O governo brasileiro atua com a expectativa de que a recente redução parcial das tarifas impostas pelos Estados Unidos representa um movimento inicial nas negociações, e não o desfecho. Contudo, essa flexibilização não virá sem exigências de contrapartidas por parte de Washington. Essas informações fundamentam-se em apuração do portal G1.

A percepção interna no Brasil é de que o governo norte-americano buscará concessões antes de implementar novas flexibilizações, sobretudo naquelas que impactam a indústria brasileira. Este setor, em particular, permanece significativamente afetado pelo pacote tarifário introduzido pela administração de Donald Trump.

A primeira série de cortes tarifários, oficializada em 20 de novembro, eliminou a sobretaxa de 40% que incidia sobre diversos produtos agrícolas, como carne e café, proporcionando um alívio imediato para o agronegócio nacional.
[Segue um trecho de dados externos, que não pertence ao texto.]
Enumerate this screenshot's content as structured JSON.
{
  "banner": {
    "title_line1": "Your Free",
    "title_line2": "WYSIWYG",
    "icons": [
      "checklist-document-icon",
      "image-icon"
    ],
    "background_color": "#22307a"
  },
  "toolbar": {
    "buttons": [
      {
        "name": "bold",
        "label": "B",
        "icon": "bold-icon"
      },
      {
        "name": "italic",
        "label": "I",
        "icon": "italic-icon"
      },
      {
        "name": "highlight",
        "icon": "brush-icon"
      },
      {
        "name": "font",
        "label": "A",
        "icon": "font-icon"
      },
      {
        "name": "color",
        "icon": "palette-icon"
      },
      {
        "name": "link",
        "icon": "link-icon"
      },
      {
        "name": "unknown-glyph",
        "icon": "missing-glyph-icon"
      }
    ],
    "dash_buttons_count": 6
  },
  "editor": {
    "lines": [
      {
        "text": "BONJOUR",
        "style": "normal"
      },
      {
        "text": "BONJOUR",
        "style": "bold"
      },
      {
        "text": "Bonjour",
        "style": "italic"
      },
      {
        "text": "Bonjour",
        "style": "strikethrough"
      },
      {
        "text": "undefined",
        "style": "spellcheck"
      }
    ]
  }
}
No entanto, uma análise mais abrangente do cenário das exportações revela que uma parcela considerável de produtos com maior valor agregado ainda enfrenta pressões tarifárias nos EUA.

Brasil busca contrapartidas dos EUA para fim de tarifaço e sanções

Dados do Ministério do Desenvolvimento, Indústria, Comércio e Serviços ilustram a complexidade da balança comercial com os Estados Unidos. Do total de US$ 40,4 bilhões exportados pelo Brasil para o mercado norte-americano em 2024, a distribuição das tarifas é a seguinte:

  • US$ 8,9 bilhões continuam sujeitos à tarifa de 40%.
  • US$ 6,2 bilhões enfrentam uma tarifa adicional de 10%.
  • US$ 14,3 bilhões estão isentos de sobretaxas.
  • US$ 10,9 bilhões ainda sofrem restrições decorrentes da Seção 232, que afeta principalmente exportações de aço e alumínio.
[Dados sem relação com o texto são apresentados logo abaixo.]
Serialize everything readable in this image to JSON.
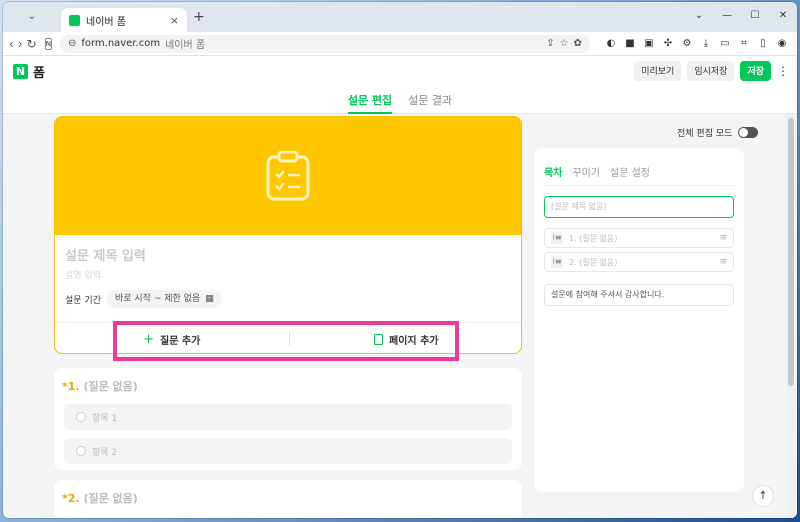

Diante desse panorama, a equipe econômica do governo brasileiro e o Itamaraty consideram, conforme apurado pelo G1, que a prioridade atual é desonerar a carga tributária mais pesada que recai sobre a indústria. Este é o setor que mais exerce pressão sobre o governo e que demonstra maior receio de perder competitividade no curto prazo. Análises recentes de executivos e associações industriais têm apontado que a persistência das tarifas compromete investimentos e dificulta a inserção de produtos brasileiros nas cadeias de valor globais, essenciais para o crescimento e diversificação da pauta exportadora.

Adicionalmente, o governo brasileiro busca aproveitar o atual momento de reaproximação com os Estados Unidos para pôr fim a um conjunto de sanções aplicadas a autoridades brasileiras. Entre as medidas estão a suspensão de vistos de ministros e a inclusão do ministro do Supremo Tribunal Federal (STF), Alexandre de Moraes, na lista de sanções da Lei Magnitsky. Este último ponto, em particular, tornou-se um foco de atrito diplomático nos últimos meses, gerando desconforto nas relações bilaterais.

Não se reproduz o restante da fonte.